Avec des élèves plus jeunes, j’irais même jusqu’à proposer une leçon de 30 minutes en présence et un suivi par Zoom de 15 minutes à mi-chemin dans la semaine. Ces rencontres de suivi pourraient même être plus longues et rassembler 3-4 élèves de même âge/niveau qui discutent de leur semaine avec vous et leurs collègues. Le 15 minutes restant dans l’heure payée par le parent servirait, comme pour les autres élèves, à produire du matériel.

Oui, mais…

J’écris ceci et j’entends déjà des « oui, mais… ». L’accent qu’on met sur la leçon hebdomadaire transparait aussi dans l’aspect purement financier de notre métier. On donne nos tarifs à l’heure, et on envisage notre travail de la sorte. Le parent paie pour 60 minutes et on remplit ces 60 minutes pour respecter notre engagement. Or, je verrais mal un parent être insatisfait de payer le même tarif pour une leçon plus courte, si l’enfant a accès à des capsules que vous auriez enregistrées, des commentaires écrits sur ses vidéos à mi-chemin pendant la semaine de travail, des réunions virtuelles au cours de la semaine avec vous et d’autres élèves, des planifications d’apprentissage de pièce, etc.

Donnez votre cours court (!) et créez votre propre Netflix pédagogique et je suis certain qu’aucun parent ne se plaindra.

Ce genre de projet ne peut que se bonifier au fil des années, et je crois que vous pourriez vous associer à des collègues de confiance pour créer encore plus de capsules et de ressources et créer des échanges entre vos élèves respectifs. (OMG!!! … Je viens d’accrocher un autre intouchable : voir toujours le même prof chaque semaine…). Dans tous les cas, soyez des scientifiques dans l’âme et faites un projet-pilote avec quelques élèves seulement pour expérimenter les stratégies et apporter des correctifs rapidement et facilement avant d’étendre votre offre à toute votre clientèle.
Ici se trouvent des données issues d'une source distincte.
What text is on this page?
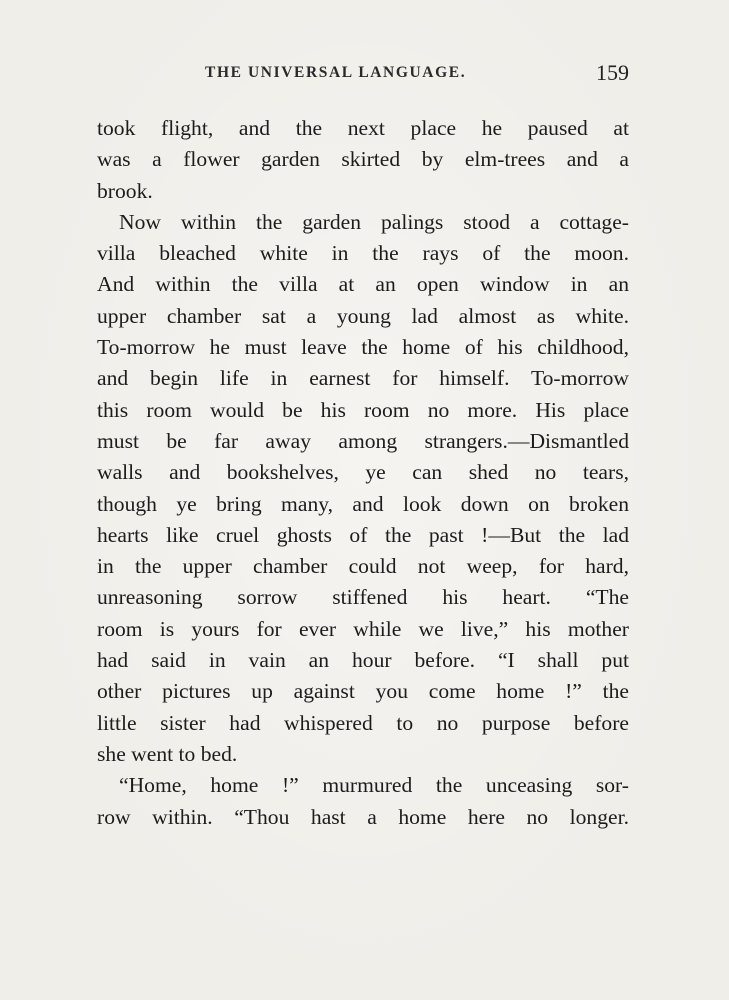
THE UNIVERSAL LANGUAGE.	159
took flight, and the next place he paused at
was a flower garden skirted by elm-trees and a
brook.
Now within the garden palings stood a cottage-
villa bleached white in the rays of the moon.
And within the villa at an open window in an
upper chamber sat a young lad almost as white.
To-morrow he must leave the home of his childhood,
and begin life in earnest for himself. To-morrow
this room would be his room no more. His place
must be far away among strangers.—Dismantled
walls and bookshelves, ye can shed no tears,
though ye bring many, and look down on broken
hearts like cruel ghosts of the past !—But the lad
in the upper chamber could not weep, for hard,
unreasoning sorrow stiffened his heart. “The
room is yours for ever while we live,” his mother
had said in vain an hour before. “I shall put
other pictures up against you come home !” the
little sister had whispered to no purpose before
she went to bed.
“Home, home !” murmured the unceasing sor-
row within. “Thou hast a home here no longer.
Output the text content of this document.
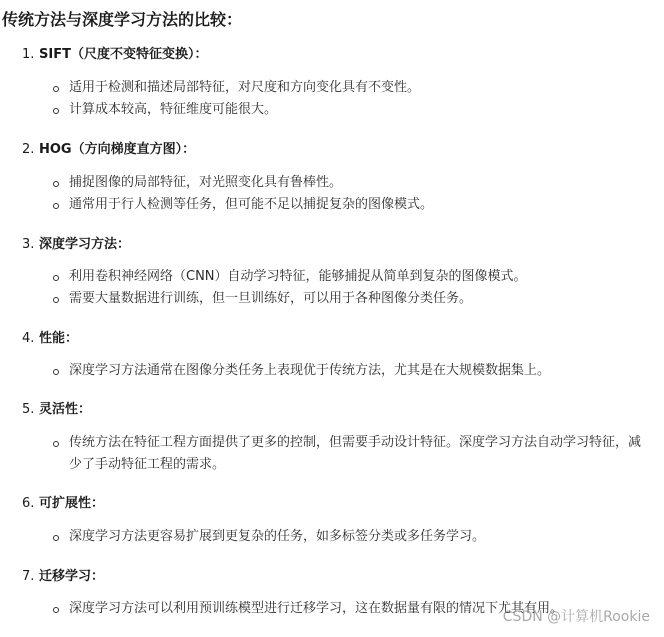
传统方法与深度学习方法的比较：
1. SIFT（尺度不变特征变换）：
适用于检测和描述局部特征，对尺度和方向变化具有不变性。
计算成本较高，特征维度可能很大。
2. HOG（方向梯度直方图）：
捕捉图像的局部特征，对光照变化具有鲁棒性。
通常用于行人检测等任务，但可能不足以捕捉复杂的图像模式。
3. 深度学习方法：
利用卷积神经网络（CNN）自动学习特征，能够捕捉从简单到复杂的图像模式。
需要大量数据进行训练，但一旦训练好，可以用于各种图像分类任务。
4. 性能：
深度学习方法通常在图像分类任务上表现优于传统方法，尤其是在大规模数据集上。
5. 灵活性：
传统方法在特征工程方面提供了更多的控制，但需要手动设计特征。深度学习方法自动学习特征，减少了手动特征工程的需求。
6. 可扩展性：
深度学习方法更容易扩展到更复杂的任务，如多标签分类或多任务学习。
7. 迁移学习：
深度学习方法可以利用预训练模型进行迁移学习，这在数据量有限的情况下尤其有用。
CSDN @计算机Rookie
Bien que je doive publier sur mon blogue une version définitive de ce texte, je souhaite que cette version finale du texte soit surtout le début d’une réflexion et d’une période d’échanges entre nous. Je serai très heureux que vous partagiez avec moi les bons et mauvais côtés de vos expériences, à venir ou passées, avec différentes formules pédagogiques, et les solutions trouvées en cours de route.

Que mes suggestions soient possibles ou pas dans votre situation, je pense que toute initiative visant à soutenir nos élèves pendant leur semaine de travail peut être bénéfique pour eux, et cela diminuera le besoin essentiel pour tous les musiciens de consulter les extraordinaires ressources que j’offre. 😉

3 réflexions sur “Imaginer l’après-pandémie : reZoom ou deZoom ?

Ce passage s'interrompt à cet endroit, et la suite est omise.